For this reason, countless personalities and rabbinical leaders, including senior rabbis of the Agudath Israel movement and physicians serving these communities, have repeatedly encouraged immunization under the most stringent conditions. Indeed, the vast majority of children enrolled in Jewish schools are vaccinated. Government records indicate that measles immunization rates in the yeshivos in Williamsburg, Borough Park, and New York State are high, with yeshiva averages greater than 96 percent. Similarly, high rates have been achieved in areas of the country with a large Jewish population. While vaccination rates in some schools and preschool children may be lower, vaccination is the clear societal norm in Orthodox Jewish communities.

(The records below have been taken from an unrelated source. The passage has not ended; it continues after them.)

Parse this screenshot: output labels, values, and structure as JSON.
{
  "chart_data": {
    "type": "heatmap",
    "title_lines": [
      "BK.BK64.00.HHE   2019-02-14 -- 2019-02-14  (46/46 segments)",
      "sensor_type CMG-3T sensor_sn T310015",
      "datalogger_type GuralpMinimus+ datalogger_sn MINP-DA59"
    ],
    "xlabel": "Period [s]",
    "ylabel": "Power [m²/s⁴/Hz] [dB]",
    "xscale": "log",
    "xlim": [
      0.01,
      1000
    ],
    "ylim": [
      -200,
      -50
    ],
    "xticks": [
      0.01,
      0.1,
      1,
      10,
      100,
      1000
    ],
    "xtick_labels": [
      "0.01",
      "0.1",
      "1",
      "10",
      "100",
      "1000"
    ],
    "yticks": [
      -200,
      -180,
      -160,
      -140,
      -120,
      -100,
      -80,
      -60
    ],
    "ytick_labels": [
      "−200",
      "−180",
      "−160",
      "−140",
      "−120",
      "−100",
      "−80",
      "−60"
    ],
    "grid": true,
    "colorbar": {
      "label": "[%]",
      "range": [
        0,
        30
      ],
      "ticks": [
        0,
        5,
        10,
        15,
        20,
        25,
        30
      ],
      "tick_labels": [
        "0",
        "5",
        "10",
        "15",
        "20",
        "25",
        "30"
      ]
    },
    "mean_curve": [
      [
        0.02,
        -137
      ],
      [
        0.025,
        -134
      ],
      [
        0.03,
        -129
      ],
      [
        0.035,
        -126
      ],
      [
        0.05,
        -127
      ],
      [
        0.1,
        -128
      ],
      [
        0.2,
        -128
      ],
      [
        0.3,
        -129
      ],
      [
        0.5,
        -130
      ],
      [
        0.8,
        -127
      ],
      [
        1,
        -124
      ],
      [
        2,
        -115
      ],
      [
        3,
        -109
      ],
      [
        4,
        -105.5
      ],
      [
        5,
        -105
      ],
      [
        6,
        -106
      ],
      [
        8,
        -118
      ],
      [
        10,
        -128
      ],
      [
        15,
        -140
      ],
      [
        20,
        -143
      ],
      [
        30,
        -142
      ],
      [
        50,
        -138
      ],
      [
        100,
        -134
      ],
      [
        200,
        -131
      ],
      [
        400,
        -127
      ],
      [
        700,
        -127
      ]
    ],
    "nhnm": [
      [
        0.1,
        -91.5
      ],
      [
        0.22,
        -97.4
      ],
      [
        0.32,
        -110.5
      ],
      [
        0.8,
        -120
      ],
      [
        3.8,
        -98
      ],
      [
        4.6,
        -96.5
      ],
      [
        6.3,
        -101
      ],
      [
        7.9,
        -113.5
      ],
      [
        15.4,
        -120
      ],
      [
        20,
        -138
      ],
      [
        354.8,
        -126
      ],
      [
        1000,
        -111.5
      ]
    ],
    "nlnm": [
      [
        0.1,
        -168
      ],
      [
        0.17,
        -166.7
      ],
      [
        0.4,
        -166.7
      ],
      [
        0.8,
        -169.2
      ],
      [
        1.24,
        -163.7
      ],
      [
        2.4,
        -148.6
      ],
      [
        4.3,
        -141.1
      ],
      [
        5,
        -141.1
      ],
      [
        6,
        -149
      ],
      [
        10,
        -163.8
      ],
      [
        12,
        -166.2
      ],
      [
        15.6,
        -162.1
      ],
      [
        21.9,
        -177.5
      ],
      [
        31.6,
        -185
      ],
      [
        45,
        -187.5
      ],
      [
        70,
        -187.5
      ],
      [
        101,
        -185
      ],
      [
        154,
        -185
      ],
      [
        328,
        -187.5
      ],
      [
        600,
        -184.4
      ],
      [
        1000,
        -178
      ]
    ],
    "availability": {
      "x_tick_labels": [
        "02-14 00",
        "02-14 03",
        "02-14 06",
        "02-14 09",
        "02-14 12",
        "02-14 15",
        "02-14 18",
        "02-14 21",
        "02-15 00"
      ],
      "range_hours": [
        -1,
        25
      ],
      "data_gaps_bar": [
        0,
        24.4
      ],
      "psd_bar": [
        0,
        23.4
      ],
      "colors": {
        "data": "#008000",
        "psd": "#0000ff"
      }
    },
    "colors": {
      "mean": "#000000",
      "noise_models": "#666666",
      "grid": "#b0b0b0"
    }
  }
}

Agudath Israel sees with the same concern another element that has spread with this disease: infectious hate. Our public discourse is depreciated when individuals and media point to the blame for the spread of measles outright – and sometimes violently – against the "ultra-Orthodox" community. Social media comments have been particularly appalling in this regard. It's time to meet and collaborate to meet a challenge. There is no excuse for using a public health problem – an epidemic we are suffering from – as a platform from which to launch poison antisemitic rhetoric. The motive for this hatred becomes clear from statistics showing that areas of acute orthodox Jewish outbreaks have vaccination rates equivalent to those of many other municipalities.

There may be reasons why, despite the high percentage of immunization, Orthodox Jewish communities are more susceptible to a measles epidemic. Epidemiologists have explained how the international travel of Orthodox Jews to areas affected by an epidemic, closely related Orthodox social networks and the high number of Orthodox children at an age very vulnerable to a highly contagious disease are essential factors of) . These are all reasons why it is imperative to rely on the already high vaccination rate of the Orthodox Jewish community, not to spread hate contagion.

The eradication of these two scourges – disease and hate – demands our immediate response.